The new figures were presented at a fertility conference in Turkey. “This technology has been highly successful in treating infertile patients. Millions of families with children have been created, thereby reducing the burden of infertility,” said Dr David Adamson, chair of the organisation that carried out the research, reported the BBC.
IVF is not an insurance policy
“If people delay childbirth they may view IVF as an insurance policy that they can access at any stage,” Stuart Lavery, director of IVF at Hammersmith Hospital, told the BBC. “Unfortunately the facts still suggest that IVF success rates in women as they get older are not fantastic.”

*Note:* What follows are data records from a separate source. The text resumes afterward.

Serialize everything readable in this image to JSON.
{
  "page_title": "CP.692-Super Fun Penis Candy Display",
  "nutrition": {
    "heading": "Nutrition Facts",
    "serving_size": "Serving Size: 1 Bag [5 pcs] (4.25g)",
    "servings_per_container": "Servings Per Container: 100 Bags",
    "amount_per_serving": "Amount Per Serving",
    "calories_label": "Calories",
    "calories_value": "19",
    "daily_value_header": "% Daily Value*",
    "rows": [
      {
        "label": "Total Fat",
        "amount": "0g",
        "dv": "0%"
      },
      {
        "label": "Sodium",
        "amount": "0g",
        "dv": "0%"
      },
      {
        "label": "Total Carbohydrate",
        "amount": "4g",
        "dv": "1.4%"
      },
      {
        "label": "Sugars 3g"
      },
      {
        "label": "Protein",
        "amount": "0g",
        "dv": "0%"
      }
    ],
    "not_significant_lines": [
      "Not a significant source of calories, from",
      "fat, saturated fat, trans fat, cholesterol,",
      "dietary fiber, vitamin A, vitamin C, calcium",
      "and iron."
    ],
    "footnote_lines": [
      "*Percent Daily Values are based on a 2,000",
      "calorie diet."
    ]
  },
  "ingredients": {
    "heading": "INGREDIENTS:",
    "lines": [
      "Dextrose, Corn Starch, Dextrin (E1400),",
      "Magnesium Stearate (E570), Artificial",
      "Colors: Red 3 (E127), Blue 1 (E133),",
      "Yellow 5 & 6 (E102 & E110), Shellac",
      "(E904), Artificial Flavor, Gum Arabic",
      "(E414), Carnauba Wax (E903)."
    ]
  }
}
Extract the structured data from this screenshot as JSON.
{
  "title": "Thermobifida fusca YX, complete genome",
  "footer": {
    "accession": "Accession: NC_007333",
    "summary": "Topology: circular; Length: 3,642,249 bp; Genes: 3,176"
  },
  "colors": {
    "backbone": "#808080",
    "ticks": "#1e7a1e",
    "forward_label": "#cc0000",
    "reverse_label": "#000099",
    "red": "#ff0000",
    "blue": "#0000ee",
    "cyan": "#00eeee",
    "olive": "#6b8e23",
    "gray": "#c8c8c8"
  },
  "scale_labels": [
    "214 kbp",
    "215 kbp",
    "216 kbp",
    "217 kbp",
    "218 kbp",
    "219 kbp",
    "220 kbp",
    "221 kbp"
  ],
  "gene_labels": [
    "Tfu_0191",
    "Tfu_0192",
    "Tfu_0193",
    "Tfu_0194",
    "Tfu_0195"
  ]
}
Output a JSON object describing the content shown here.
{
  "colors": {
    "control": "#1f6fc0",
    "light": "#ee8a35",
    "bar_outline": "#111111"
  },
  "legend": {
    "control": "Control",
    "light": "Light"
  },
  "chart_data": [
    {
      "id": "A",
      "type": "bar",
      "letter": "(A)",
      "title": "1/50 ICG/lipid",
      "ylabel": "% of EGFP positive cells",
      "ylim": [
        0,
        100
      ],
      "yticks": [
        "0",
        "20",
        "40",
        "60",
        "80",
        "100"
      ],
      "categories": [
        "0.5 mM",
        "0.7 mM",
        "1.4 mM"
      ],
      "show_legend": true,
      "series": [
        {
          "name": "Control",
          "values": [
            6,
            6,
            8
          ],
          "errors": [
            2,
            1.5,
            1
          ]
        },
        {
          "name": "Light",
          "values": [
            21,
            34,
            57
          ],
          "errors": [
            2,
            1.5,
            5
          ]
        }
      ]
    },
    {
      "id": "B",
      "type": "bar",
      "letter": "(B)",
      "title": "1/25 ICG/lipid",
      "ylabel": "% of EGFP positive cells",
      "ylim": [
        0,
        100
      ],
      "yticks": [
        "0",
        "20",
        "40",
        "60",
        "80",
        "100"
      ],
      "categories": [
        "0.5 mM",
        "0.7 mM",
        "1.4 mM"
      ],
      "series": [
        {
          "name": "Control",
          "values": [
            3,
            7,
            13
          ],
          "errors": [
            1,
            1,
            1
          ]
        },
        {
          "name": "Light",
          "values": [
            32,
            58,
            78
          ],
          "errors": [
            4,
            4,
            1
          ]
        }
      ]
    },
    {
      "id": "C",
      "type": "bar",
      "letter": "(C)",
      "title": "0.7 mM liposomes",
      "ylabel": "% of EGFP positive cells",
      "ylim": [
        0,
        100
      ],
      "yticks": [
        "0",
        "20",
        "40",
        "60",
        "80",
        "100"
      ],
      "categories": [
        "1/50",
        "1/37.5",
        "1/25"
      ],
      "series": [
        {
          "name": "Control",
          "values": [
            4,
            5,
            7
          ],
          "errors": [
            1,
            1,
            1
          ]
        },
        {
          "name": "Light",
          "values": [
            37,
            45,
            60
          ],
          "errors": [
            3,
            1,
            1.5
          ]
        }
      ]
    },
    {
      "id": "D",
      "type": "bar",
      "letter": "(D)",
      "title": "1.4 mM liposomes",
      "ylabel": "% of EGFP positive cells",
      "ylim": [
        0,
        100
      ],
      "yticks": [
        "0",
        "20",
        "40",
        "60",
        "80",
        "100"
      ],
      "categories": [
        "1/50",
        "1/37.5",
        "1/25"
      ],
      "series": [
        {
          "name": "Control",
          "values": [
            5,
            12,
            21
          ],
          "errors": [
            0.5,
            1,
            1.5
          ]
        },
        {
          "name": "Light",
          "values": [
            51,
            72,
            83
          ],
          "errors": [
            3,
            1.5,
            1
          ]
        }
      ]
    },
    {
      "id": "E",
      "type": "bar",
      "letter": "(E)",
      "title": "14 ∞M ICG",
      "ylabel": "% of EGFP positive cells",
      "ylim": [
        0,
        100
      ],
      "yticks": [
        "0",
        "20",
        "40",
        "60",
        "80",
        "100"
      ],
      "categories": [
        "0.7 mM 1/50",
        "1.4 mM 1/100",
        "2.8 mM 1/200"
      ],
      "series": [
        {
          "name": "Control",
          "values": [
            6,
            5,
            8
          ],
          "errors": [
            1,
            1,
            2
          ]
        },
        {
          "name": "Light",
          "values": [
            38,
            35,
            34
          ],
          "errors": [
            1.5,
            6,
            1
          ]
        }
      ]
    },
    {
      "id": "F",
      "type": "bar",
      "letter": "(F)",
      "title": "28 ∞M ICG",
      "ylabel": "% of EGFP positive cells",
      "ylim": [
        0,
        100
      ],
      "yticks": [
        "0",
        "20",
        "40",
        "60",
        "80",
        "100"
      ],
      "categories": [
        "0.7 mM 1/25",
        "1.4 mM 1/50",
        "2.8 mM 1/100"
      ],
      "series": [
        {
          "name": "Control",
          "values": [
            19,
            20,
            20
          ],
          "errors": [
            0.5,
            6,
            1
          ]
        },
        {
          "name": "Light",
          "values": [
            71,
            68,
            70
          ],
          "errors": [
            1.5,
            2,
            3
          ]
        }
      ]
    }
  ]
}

IVF increase among over-forties
“Over the past 20 years, the number of IVF cycles undertaken by women in their forties has increased by more than 500 per cent – the biggest increase of any age group,” reported Rachel Ellis for The Daily Mail. “Doctors say working women who put off having a family to pursue a career are largely responsible for the massive increase.”
Britain restricts access to IVF
Stephen Adams wrote in The Telegraph that Britain has been ranked third from bottom in a list of nations offering access to IVF. “In Belgium, one of the most generous countries, there were 2,479 cycles per million people. In the UK there were only 825,” Adams said.